Cord pushed off his jacket, but there was no way he was sitting down. "You can skip the tact and cushioning with me. Just tell me what kind of trouble he's in now."
The men exchanged glances, but the detective picked up the ball. "We received a 911 call late this afternoon. When officers responded to the scene, we found a man lying at the bottom of the stairs. He was deceased. I'm sorry for your loss, sir—"
That had been tacked on as if the detective had suddenly forgotten his usual lines in a play.
Cord sagged against the desk. There was no love lost between him and Jon. Years ago he'd stopped believing his brother would find an ethic or principle in his character.
But five tons of f lash-flood memories suddenly seared through his mind. Cord had been roaming the world for God knew how many years now. He'd still likely be hightailing it from Everest to the Amazon, from Delphi to Paris to Rio…if their mother hadn't come down with cancer. By the time he'd severed his work ties and got back to Washington, it was too late. Mom was gone. Dad had crashed and had to be put in what they discreetly called a rehab center. Over the last years, Jon had turned into someone Cord couldn't even recognize, much less reach. And Zoe had left him, because coming home to clean up family messes wasn't exactly her specialty.
More fool Cord.
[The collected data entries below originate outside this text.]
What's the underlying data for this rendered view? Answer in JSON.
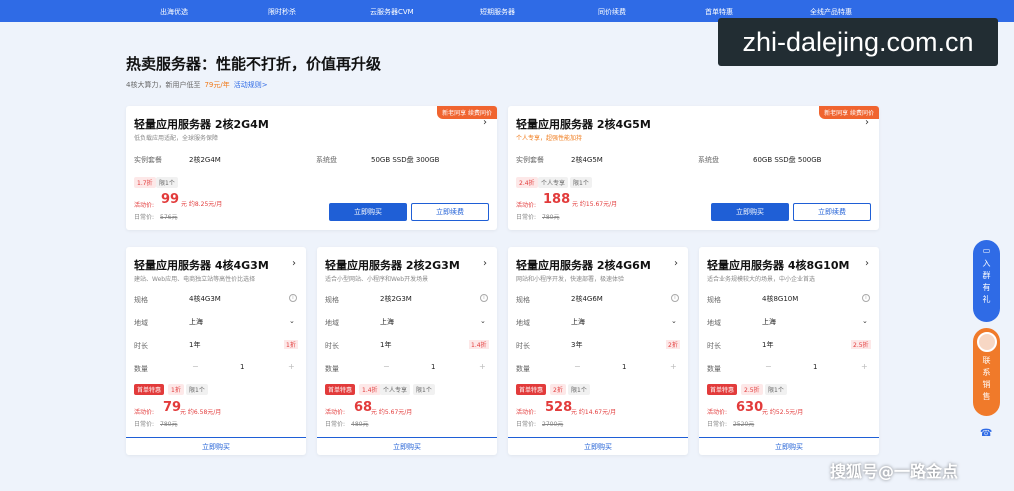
{
  "nav": [
    "出海优选",
    "限时秒杀",
    "云服务器CVM",
    "短期服务器",
    "同价续费",
    "首单特惠",
    "全线产品特惠"
  ],
  "watermark_top": "zhi-dalejing.com.cn",
  "watermark_bottom": "搜狐号@一路金点",
  "section": {
    "title": "热卖服务器：性能不打折，价值再升级",
    "sub_text": "4核大算力，新用户低至",
    "sub_price": "79元/年",
    "sub_link": "活动规则>"
  },
  "top_cards": [
    {
      "ribbon": "新老同享 续费同价",
      "title": "轻量应用服务器 2核2G4M",
      "desc": "低负载应用适配，全球服务保障",
      "spec_label": "实例套餐",
      "spec_value": "2核2G4M",
      "disk_label": "系统盘",
      "disk_value": "50GB SSD盘 300GB",
      "tags": [
        "1.7折",
        "限1个"
      ],
      "act_label": "活动价:",
      "price": "99",
      "unit": "元 约8.25元/月",
      "orig_label": "日常价:",
      "orig": "576元",
      "buy": "立即购买",
      "renew": "立即续费"
    },
    {
      "ribbon": "新老同享 续费同价",
      "title": "轻量应用服务器 2核4G5M",
      "desc": "个人专享，超强性能加持",
      "spec_label": "实例套餐",
      "spec_value": "2核4G5M",
      "disk_label": "系统盘",
      "disk_value": "60GB SSD盘 500GB",
      "tags": [
        "2.4折",
        "个人专享",
        "限1个"
      ],
      "act_label": "活动价:",
      "price": "188",
      "unit": "元 约15.67元/月",
      "orig_label": "日常价:",
      "orig": "780元",
      "buy": "立即购买",
      "renew": "立即续费"
    }
  ],
  "bottom_cards": [
    {
      "title": "轻量应用服务器 4核4G3M",
      "desc": "建站、Web应用、电商独立站等高性价比选择",
      "spec_label": "规格",
      "spec_value": "4核4G3M",
      "region_label": "地域",
      "region_value": "上海",
      "duration_label": "时长",
      "duration_value": "1年",
      "discount": "1折",
      "qty_label": "数量",
      "qty_value": "1",
      "tags": [
        "首单特惠",
        "1折",
        "限1个"
      ],
      "act_label": "活动价:",
      "price": "79",
      "unit": "元 约6.58元/月",
      "orig_label": "日常价:",
      "orig": "780元",
      "buy": "立即购买"
    },
    {
      "title": "轻量应用服务器 2核2G3M",
      "desc": "适合小型网站、小程序和Web开发场景",
      "spec_label": "规格",
      "spec_value": "2核2G3M",
      "region_label": "地域",
      "region_value": "上海",
      "duration_label": "时长",
      "duration_value": "1年",
      "discount": "1.4折",
      "qty_label": "数量",
      "qty_value": "1",
      "tags": [
        "首单特惠",
        "1.4折",
        "个人专享",
        "限1个"
      ],
      "act_label": "活动价:",
      "price": "68",
      "unit": "元 约5.67元/月",
      "orig_label": "日常价:",
      "orig": "480元",
      "buy": "立即购买"
    },
    {
      "title": "轻量应用服务器 2核4G6M",
      "desc": "网站和小程序开发，快速部署，极速体验",
      "spec_label": "规格",
      "spec_value": "2核4G6M",
      "region_label": "地域",
      "region_value": "上海",
      "duration_label": "时长",
      "duration_value": "3年",
      "discount": "2折",
      "qty_label": "数量",
      "qty_value": "1",
      "tags": [
        "首单特惠",
        "2折",
        "限1个"
      ],
      "act_label": "活动价:",
      "price": "528",
      "unit": "元 约14.67元/月",
      "orig_label": "日常价:",
      "orig": "2700元",
      "buy": "立即购买"
    },
    {
      "title": "轻量应用服务器 4核8G10M",
      "desc": "适合业务规模较大的场景，中小企业首选",
      "spec_label": "规格",
      "spec_value": "4核8G10M",
      "region_label": "地域",
      "region_value": "上海",
      "duration_label": "时长",
      "duration_value": "1年",
      "discount": "2.5折",
      "qty_label": "数量",
      "qty_value": "1",
      "tags": [
        "首单特惠",
        "2.5折",
        "限1个"
      ],
      "act_label": "活动价:",
      "price": "630",
      "unit": "元 约52.5元/月",
      "orig_label": "日常价:",
      "orig": "2520元",
      "buy": "立即购买"
    }
  ],
  "side": {
    "blue_text": "入群有礼",
    "orange_text": "联系销售"
  }
}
He'd actually thought she was the kind of woman who'd stand by him.
His brother, on the other hand, had always been trouble. Cord could readily believe Jon had promoted himself to even bigger trouble—but still, nothing like this. Not dead. Not murdered.
Cord swiped a hand over his face, tried to surface from the weight of shock. And guilt.
"Where's my brother now?" Cord asked hoarsely. "Who did this? What—?"
The detective quietly interrupted. "It took us a few hours to track you down. Initially, we assumed your father was the primary family connection, but then we realized…"
"That he's in a rest home."
"Yes. So from there, we tried to ascertain if your brother had any other direct relatives—which is how we came across your name. Obviously, you weren't at your home address, so we tracked you down through the university, and then where you'd be lecturing at this hour—all of which is to say, this all took time. It has been a few hours since the event. Initially we weren't certain if your brother fell down the stairs or if there could have been foul play—"
Impatiently, Cord pushed away from the desk. Bassett was talking a lot, but saying very little, arousing Cord's worry buttons even more. Obviously, his brother hadn't had an accidental fall. And obviously, even a murder must have had unusually complicated implications, or these two men would never have shown up together.
"What do you need from me?" he asked curtly, addressing the private cop rather than the detective. The man had been silent all this time, but Cord sensed he was the higher authority of the two.
"Mr. Pruitt…the situation is complex."
Cord had already guessed that. Situations involving Jon were always complicated. He rubbed the back of his neck, trying to fathom how his dad was going to survive this.
"Are you familiar with a young woman named Sophie Campbell?"
"No," Cord said.
"She's the tenant who lived next door to your brother—from the time she moved here, somewhere around nine months ago. She's the person who found him. She apparently knew your brother quite well."
Cord sighed. "So did a lot of women."
Bullets kept shooting through his mind. Funeral arrangements had to be made. Someone had to deal with his brother's business, from bills to belongings. Their father was hooked up to oxygen full-time, wouldn't be able to handle anything—just telling him would be a crisis in itself—and thank God they'd lost their mother, because she'd have crumpled to find out what Jon had become and how he'd died.